Several compounds of the MDP (muramyl dipeptide) series which have the capacity to enhance the immune response to antigens exerted a comitogenic effect on murine splenic B cells. The expression of surface class II major histocompatibility and CD40 antigens was used to more accurately evaluate the comparative influence of the synthetic agents on mature B cells and on the pre-B cell line 70Z/3. MDP and two adjuvant-active analogs enhanced expression of both surface molecules and increased the response to lipopolysaccharide (LPS) or interferon-γ (IFN-γ) in splenic B cells. The three synthetic adjuvants alone did not lead to expression of cell-surface I-Ador CD40 in 70Z/3 cells, indicating that they were unable by themselves to achieve differentiation of pre-B cells to a mature B cell phenotype.
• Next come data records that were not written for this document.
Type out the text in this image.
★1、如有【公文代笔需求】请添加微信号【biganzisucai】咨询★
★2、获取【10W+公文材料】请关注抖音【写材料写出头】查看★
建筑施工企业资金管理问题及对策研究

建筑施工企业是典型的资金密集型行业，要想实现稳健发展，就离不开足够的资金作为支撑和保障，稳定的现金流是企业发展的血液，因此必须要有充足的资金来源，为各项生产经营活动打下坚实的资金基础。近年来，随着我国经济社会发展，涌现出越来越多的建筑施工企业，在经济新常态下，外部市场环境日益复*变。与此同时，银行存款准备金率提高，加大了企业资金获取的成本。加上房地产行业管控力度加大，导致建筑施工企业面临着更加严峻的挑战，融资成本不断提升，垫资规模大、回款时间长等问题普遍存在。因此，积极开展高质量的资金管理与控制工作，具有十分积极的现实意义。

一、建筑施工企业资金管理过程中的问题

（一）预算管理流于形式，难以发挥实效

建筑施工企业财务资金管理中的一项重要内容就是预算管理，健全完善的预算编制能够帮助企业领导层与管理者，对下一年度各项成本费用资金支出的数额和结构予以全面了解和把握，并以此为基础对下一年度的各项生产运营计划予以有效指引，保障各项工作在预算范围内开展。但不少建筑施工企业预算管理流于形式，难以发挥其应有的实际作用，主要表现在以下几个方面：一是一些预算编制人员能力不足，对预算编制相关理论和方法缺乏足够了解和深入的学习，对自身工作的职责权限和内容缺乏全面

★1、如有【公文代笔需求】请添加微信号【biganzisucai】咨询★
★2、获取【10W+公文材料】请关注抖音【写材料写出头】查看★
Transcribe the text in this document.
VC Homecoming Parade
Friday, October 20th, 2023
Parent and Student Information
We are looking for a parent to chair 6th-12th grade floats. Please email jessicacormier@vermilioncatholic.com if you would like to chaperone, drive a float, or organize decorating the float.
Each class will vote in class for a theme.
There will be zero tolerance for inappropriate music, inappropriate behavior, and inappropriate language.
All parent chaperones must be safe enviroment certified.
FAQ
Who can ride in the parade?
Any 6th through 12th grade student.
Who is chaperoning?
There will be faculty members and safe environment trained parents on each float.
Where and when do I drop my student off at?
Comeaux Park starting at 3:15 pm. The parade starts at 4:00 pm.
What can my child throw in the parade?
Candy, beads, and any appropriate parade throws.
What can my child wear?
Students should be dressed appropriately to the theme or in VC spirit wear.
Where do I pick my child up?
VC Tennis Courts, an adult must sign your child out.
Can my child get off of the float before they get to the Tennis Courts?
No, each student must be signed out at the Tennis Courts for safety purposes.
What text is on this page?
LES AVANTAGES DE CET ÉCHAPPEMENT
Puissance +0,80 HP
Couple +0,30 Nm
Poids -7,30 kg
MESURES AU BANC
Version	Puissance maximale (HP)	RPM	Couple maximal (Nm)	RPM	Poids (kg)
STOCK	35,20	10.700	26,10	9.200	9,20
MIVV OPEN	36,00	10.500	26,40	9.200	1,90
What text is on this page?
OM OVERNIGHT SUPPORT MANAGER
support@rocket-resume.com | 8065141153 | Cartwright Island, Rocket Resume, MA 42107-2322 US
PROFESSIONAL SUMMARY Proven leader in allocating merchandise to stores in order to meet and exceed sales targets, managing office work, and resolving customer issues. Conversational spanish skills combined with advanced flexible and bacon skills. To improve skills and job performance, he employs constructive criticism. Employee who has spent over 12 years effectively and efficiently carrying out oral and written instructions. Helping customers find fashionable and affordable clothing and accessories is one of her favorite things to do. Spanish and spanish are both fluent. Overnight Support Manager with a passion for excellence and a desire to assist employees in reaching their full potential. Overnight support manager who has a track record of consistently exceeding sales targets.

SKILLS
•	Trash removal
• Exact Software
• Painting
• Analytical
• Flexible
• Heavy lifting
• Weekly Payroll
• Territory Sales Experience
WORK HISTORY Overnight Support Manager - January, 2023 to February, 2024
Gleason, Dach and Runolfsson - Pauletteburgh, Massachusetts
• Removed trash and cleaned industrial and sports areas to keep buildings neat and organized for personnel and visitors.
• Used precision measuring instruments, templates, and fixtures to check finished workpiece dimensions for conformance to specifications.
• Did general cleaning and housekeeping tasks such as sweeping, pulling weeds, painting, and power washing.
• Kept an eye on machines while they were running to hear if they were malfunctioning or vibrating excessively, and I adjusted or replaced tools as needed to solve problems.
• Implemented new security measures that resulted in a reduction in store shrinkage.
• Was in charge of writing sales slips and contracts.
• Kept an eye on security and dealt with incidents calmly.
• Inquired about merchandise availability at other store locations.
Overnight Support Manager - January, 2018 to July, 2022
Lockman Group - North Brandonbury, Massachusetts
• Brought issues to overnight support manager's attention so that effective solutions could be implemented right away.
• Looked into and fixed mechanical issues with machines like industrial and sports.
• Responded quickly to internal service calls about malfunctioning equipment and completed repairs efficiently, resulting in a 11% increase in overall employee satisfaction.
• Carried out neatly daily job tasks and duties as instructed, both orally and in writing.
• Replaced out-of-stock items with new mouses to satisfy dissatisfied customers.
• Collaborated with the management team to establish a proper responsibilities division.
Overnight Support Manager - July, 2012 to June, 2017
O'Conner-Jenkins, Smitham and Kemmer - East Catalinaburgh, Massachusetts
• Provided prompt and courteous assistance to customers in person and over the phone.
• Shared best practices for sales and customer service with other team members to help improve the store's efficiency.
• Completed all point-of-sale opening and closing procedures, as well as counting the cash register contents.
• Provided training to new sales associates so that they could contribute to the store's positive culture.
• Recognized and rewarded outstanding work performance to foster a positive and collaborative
However, they increased the CD40 level induced by treatment with LPS. In this cell line, the response (CD40 protein and mRNA) to IFN-γ was strongly increased by MDP but not by the two other compounds. Actually, MDP was the only adjuvant among the three compounds to functionally activate the transcription factor NF-κB, to induce κ transcription, and to stimulate surface κ light-chain expression in 70Z/3 cells. The response to muramyl dipeptides in mature splenic B cells could appear independent of the transcription factor.